Ten years in, Karl-Heinz Müller, the great denim fan, admits that he failed to make his fabric and laundry area, The Source, a success. He gave up after two seasons in Barcelona. He has also failed to bring together a convincing kidswear area, despite various attempts. The creation of Bread & Butter has not been without personal cost, either. “In the beginning everyone told me I’d lose money. I had no planning, I just wanted to run a small independent fair, run my shop and be a distributor. But with what happened, I had to move from Cologne to Berlin, I closed my first 14 oz store in Cologne and I gave up the distributorship. OK, now we are still in Berlin and I have a new 14 oz store, but it’s been a hard journey.”

Hopefully the next 10 years for B&B will not be quite so demanding, but with Müller at the helm, we always should expect the unexpected.


  1. It is really, really hard to define a Top 5, as we have had so many fantastic brand presentations, but here goes…The very first G-Star stand in the Siemens Kabelwerke in Berlin in summer 2003. They built an incredible stand, in the shape of a cauldron, in the centre of the fair. It was a statement for everyone else.

  2. In winter 2010 Paul Frank had a fantastic showroom installation covering 3,230 sq ft. The space was used like a house with living rooms.

  3. In summer 2010 the Polo Jeans Ralph Lauren stand in displayed an incredible engagement.

  4. The Diesel booth in summer 2010. They built a dome in the outside area, which created a great atmosphere. They have built a real destination stand there.

  5. The Nigel Cabourn booth in winter 2011 was a statement towards the whole LOCK community and family. The stand and his presence at B&B was a great success for him.



  1. From 2000 the sneaker evolved from a performance shoe to a fashion item and so began the sneaker revolution. Brands such as Nike, Puma, Le Coq Sportif, Dunlop, Gola and Onitsuka Tiger generated a huge hype.

  2. The LA denim phenomenon started around 2002-03 with Earl Jeans, Paige, Citizens of Humanity and so on. These jeans cost about ¤200 to ¤300.

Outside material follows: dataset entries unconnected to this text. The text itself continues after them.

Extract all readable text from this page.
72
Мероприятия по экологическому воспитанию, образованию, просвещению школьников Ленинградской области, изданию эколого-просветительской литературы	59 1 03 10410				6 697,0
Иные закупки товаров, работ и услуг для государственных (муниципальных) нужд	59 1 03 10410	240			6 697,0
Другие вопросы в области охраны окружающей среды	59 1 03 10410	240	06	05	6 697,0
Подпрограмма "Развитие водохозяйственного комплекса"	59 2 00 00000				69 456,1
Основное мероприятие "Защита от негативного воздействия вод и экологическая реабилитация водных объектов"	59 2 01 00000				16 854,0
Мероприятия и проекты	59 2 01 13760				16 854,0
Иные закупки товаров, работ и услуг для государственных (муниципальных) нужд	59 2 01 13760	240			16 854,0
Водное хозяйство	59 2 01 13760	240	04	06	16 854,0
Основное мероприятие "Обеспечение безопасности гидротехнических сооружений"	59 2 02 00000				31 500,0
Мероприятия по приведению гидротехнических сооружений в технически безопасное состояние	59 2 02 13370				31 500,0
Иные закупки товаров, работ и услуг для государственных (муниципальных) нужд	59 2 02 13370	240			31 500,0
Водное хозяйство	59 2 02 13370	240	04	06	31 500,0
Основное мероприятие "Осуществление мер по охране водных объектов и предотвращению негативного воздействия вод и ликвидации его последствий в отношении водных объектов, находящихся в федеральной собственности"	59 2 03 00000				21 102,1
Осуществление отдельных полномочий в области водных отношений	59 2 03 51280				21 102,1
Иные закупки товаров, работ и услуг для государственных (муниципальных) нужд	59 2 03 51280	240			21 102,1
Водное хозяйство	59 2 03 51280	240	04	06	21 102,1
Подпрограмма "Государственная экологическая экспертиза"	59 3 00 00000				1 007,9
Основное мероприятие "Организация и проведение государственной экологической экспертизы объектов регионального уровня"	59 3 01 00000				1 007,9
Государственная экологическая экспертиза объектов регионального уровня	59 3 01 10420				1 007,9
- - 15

  3. Also around 2002-03 there was a general renaissance in the denim market. Major brands hit massive turnovers as jeans were developed with extreme treatments, washes and styles - and prices went up.

  4. Urbanwear became more dressed up as a very sophisticated segment evolved with slim silhouettes in suits, jackets with jeans and so on. The pure looks from Scandinavian brands like Tiger of Sweden, Sand and J Lindeberg became big.

  5. In recent seasons we have seen
    the LOCK trend celebrating handcrafted and manufactured products in high-quality fabrics. Tradition and heritage have become new values, seen in British brands like Nigel Cabourn, Lyle & Scott, Tricker’s, Barbour and Gloverall. This is a very strong trend for the future.